Os quilombolas de Itatiba são descendentes de Emília Gomes de Lima e Isaac de Lima, escravos de uma fazenda da região. Após a morte do fazendeiro, o casal foi alforriado e passou a morar no sítio Brotas, propriedade de um casal que ajudava escravos libertos e fugidos.

Para a antropóloga Patrícia Scalli dos Santos, que elaborou o relatório juntamente com a geógrafa Rose Leine Bertaco Giacomini, há indícios de que a localidade fosse um quilombo, abrigando escravos fugidos, desde 1700. Ela defende, inclusive, a hipótese de que a cidade tenha sido fundada pelos quilombolas.

Entre 1878 e 1885, Emília e Isaac conseguiram juntar dinheiro suficiente para comprar o sítio.

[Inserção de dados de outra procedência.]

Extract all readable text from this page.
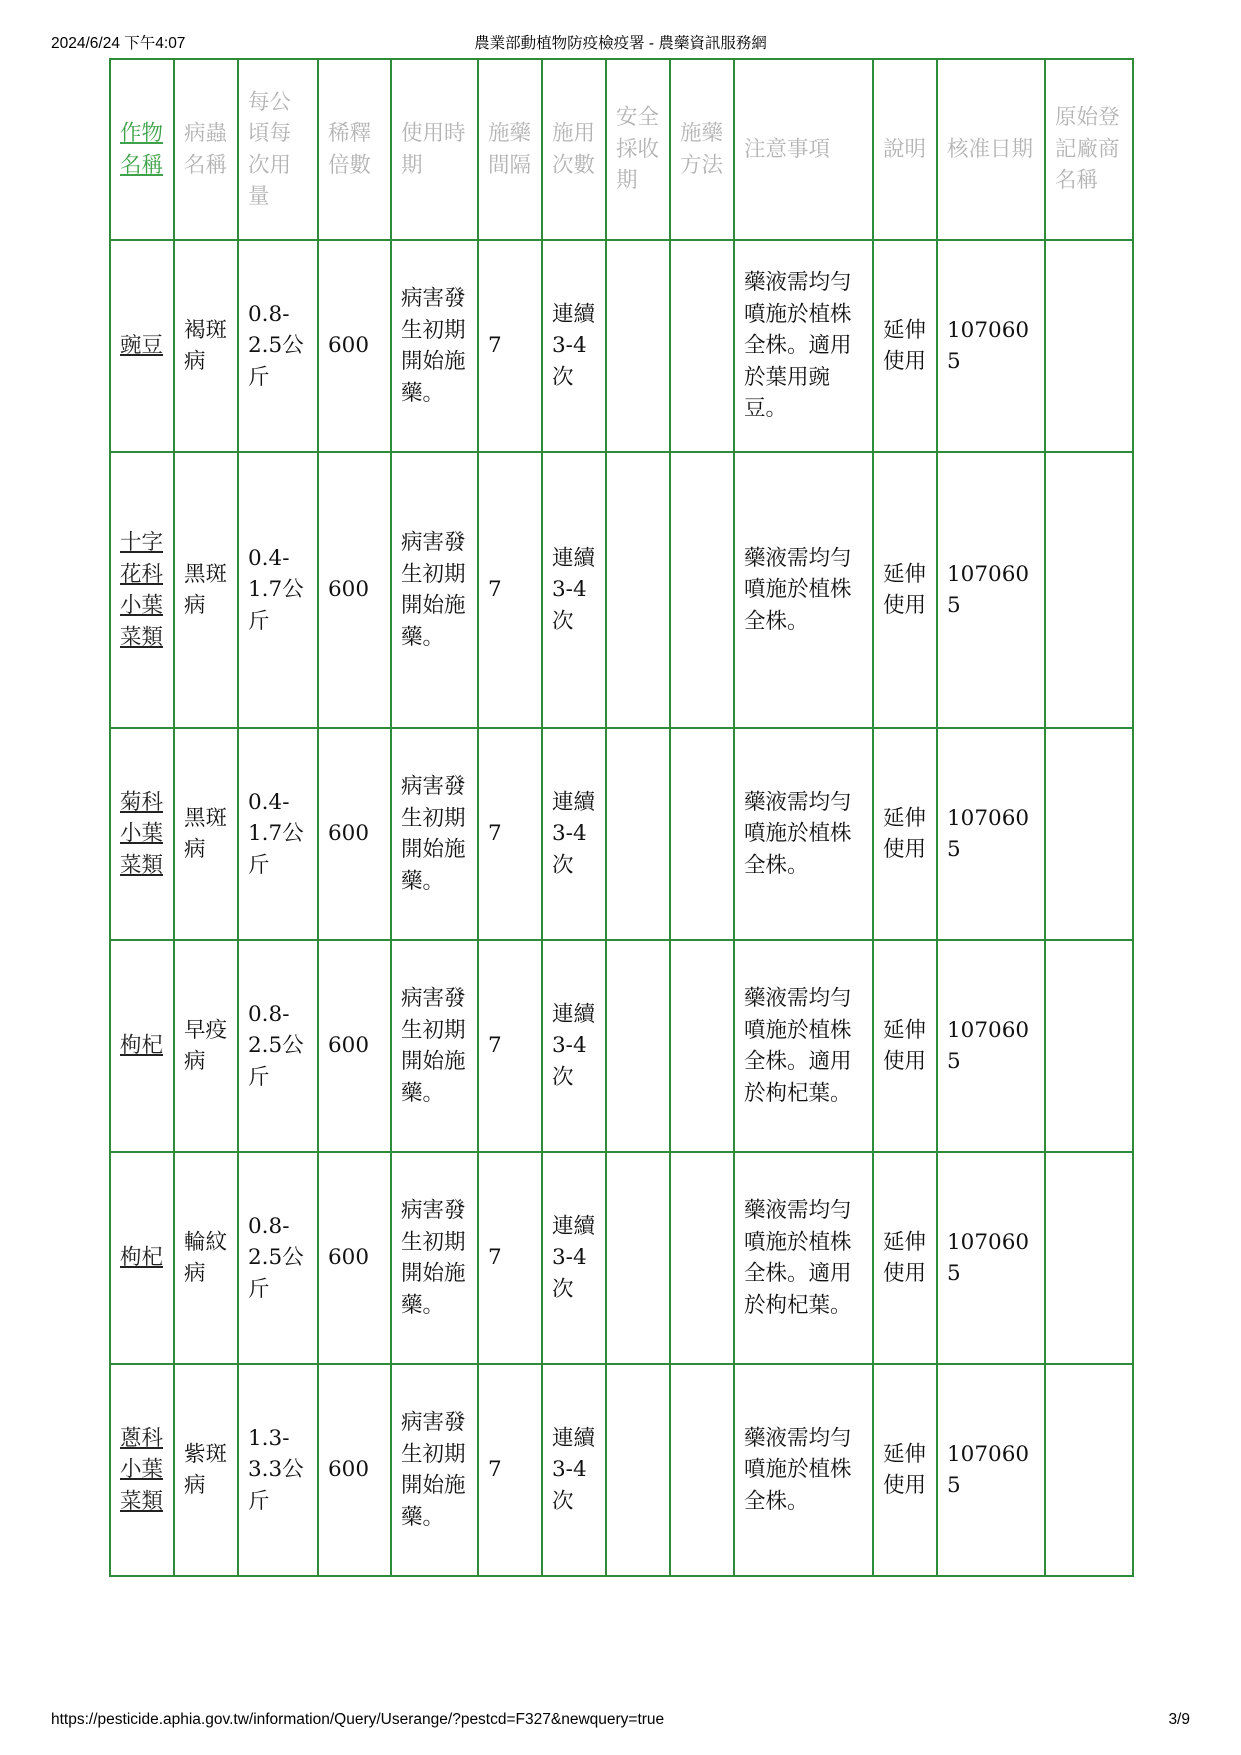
2024/6/24 下午4:07	農業部動植物防疫檢疫署 - 農藥資訊服務網
作物名稱	病蟲名稱	每公頃每次用量	稀釋倍數	使用時期	施藥間隔	施用次數	安全採收期	施藥方法	注意事項	說明	核准日期	原始登記廠商名稱
豌豆	褐斑病	0.8-2.5公斤	600	病害發生初期開始施藥。	7	連續3-4次			藥液需均勻噴施於植株全株。適用於葉用豌豆。	延伸使用	1070605	
十字花科小葉菜類	黑斑病	0.4-1.7公斤	600	病害發生初期開始施藥。	7	連續3-4次			藥液需均勻噴施於植株全株。	延伸使用	1070605	
菊科小葉菜類	黑斑病	0.4-1.7公斤	600	病害發生初期開始施藥。	7	連續3-4次			藥液需均勻噴施於植株全株。	延伸使用	1070605	
枸杞	早疫病	0.8-2.5公斤	600	病害發生初期開始施藥。	7	連續3-4次			藥液需均勻噴施於植株全株。適用於枸杞葉。	延伸使用	1070605	
枸杞	輪紋病	0.8-2.5公斤	600	病害發生初期開始施藥。	7	連續3-4次			藥液需均勻噴施於植株全株。適用於枸杞葉。	延伸使用	1070605	
蔥科小葉菜類	紫斑病	1.3-3.3公斤	600	病害發生初期開始施藥。	7	連續3-4次			藥液需均勻噴施於植株全株。	延伸使用	1070605	
https://pesticide.aphia.gov.tw/information/Query/Userange/?pestcd=F327&newquery=true	3/9
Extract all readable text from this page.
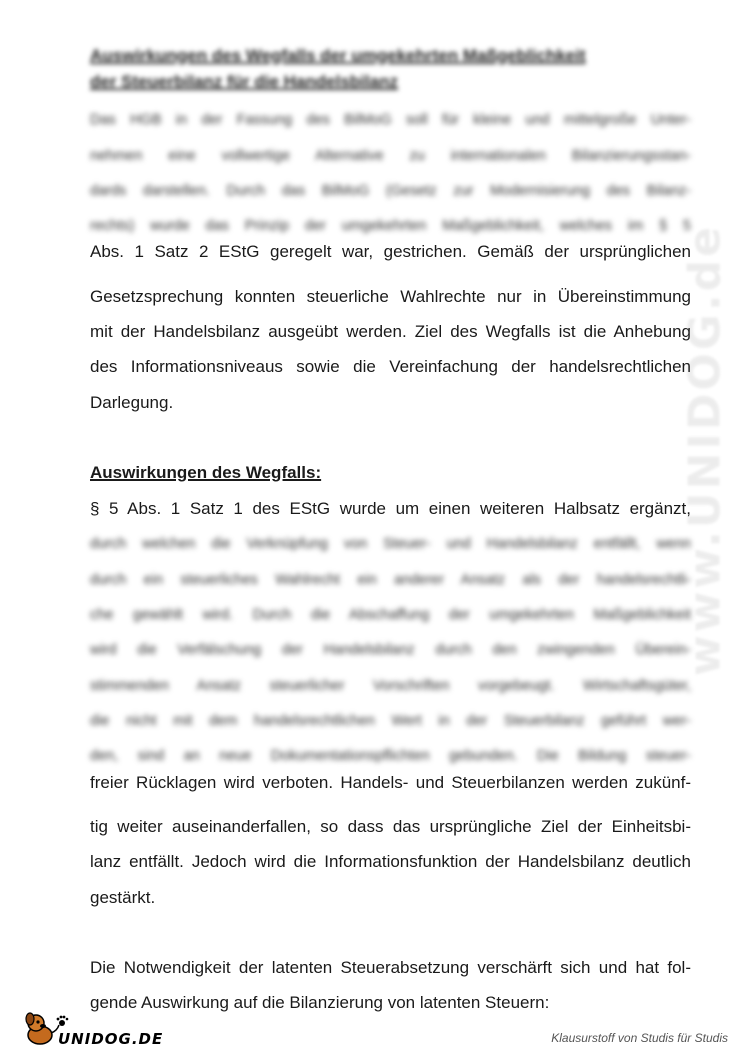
Auswirkungen des Wegfalls der umgekehrten Maßgeblichkeit
der Steuerbilanz für die Handelsbilanz
Das HGB in der Fassung des BilMoG soll für kleine und mittelgroße Unter-
nehmen eine vollwertige Alternative zu internationalen Bilanzierungsstan-
dards darstellen. Durch das BilMoG (Gesetz zur Modernisierung des Bilanz-
rechts) wurde das Prinzip der umgekehrten Maßgeblichkeit, welches im § 5
Abs. 1 Satz 2 EStG geregelt war, gestrichen. Gemäß der ursprünglichen
Gesetzsprechung konnten steuerliche Wahlrechte nur in Übereinstimmung
mit der Handelsbilanz ausgeübt werden. Ziel des Wegfalls ist die Anhebung
des Informationsniveaus sowie die Vereinfachung der handelsrechtlichen
Darlegung.
Auswirkungen des Wegfalls:
§ 5 Abs. 1 Satz 1 des EStG wurde um einen weiteren Halbsatz ergänzt,
durch welchen die Verknüpfung von Steuer- und Handelsbilanz entfällt, wenn
durch ein steuerliches Wahlrecht ein anderer Ansatz als der handelsrechtli-
che gewählt wird. Durch die Abschaffung der umgekehrten Maßgeblichkeit
wird die Verfälschung der Handelsbilanz durch den zwingenden Überein-
stimmenden Ansatz steuerlicher Vorschriften vorgebeugt. Wirtschaftsgüter,
die nicht mit dem handelsrechtlichen Wert in der Steuerbilanz geführt wer-
den, sind an neue Dokumentationspflichten gebunden. Die Bildung steuer-
freier Rücklagen wird verboten. Handels- und Steuerbilanzen werden zukünf-
tig weiter auseinanderfallen, so dass das ursprüngliche Ziel der Einheitsbi-
lanz entfällt. Jedoch wird die Informationsfunktion der Handelsbilanz deutlich
gestärkt.
Die Notwendigkeit der latenten Steuerabsetzung verschärft sich und hat fol-
gende Auswirkung auf die Bilanzierung von latenten Steuern:
www.UNIDOG.de
UNIDOG.DE	Klausurstoff von Studis für Studis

A geógrafa Rose esclarece que, com o crescimento da cidade, o sítio Brotas acabou sendo englobado pelo perímetro urbano. Hoje, a área faz divisa com alguns loteamentos. Por isso é considerado um quilombo urbano.

É devido à força das mulheres que o grupo conseguiu se manter ao longo do tempo em seu território. Quem detém o poder são as mulheres nos diferentes espaços, desde as relações familiares, na hora de definir as normas internas do grupo ou até mesmo discutir questões de terras, sempre são as mulheres que dão a última palavra.[i]

O conceito de “remanescente de quilombo” foi formulado a partir de uma demanda provocada pelas discussões em torno do artigo nº 68 do Ato das Disposições Transitórias da Constituição Federal de 1988, que prevê “Aos remanescentes das comunidades dos quilombos que estejam ocupando suas terras é reconhecida a propriedade definitiva, devendo o Estado emitir-lhes os títulos respectivos.[ii]

Havia uma demanda social em torno dos afrodescendentes que há muito tempo fazia parte da pauta defendida pelo movimento negro e também apontada em estudos sociais.

O conceito de remanescente de quilombo não foi prontamente absorvido, dado a cristalização do conceito de quilombo ancorado na imagem do Quilombo do Palmares, guerreiro e auto-suficiente, sendo que as comunidades não se identificavam com essa expressão como nos explica Ilka Boaventura Leite, que fez parte do “Grupo de Trabalho sobre Comunidades Quilombolas”, formado a partir de uma solicitação feita pelo Ministério Público a ABA – Associação Brasileira de Antropologia, para que fosse elaborado um parecer sobre a questão. E em outubro de 1994 esse grupo elaborou um conceito de “remanescente de quilombo” (LEITE, 2000, p. 341-342):

O termo ‘quilombo’ tem assumido novos significados na literatura especializada e também para indivíduos, grupos e organizações (...). Contemporaneamente, portanto, o termo não se refere a resíduos ou resquícios arqueológicos de ocupação temporal ou de comprovação biológica. Também não se trata de grupos isolados ou de uma população estritamente homogênea. Da mesma forma nem sempre foram constituídos a partir de uma referência histórica comum, construída a partir de vivências e valores partilhados.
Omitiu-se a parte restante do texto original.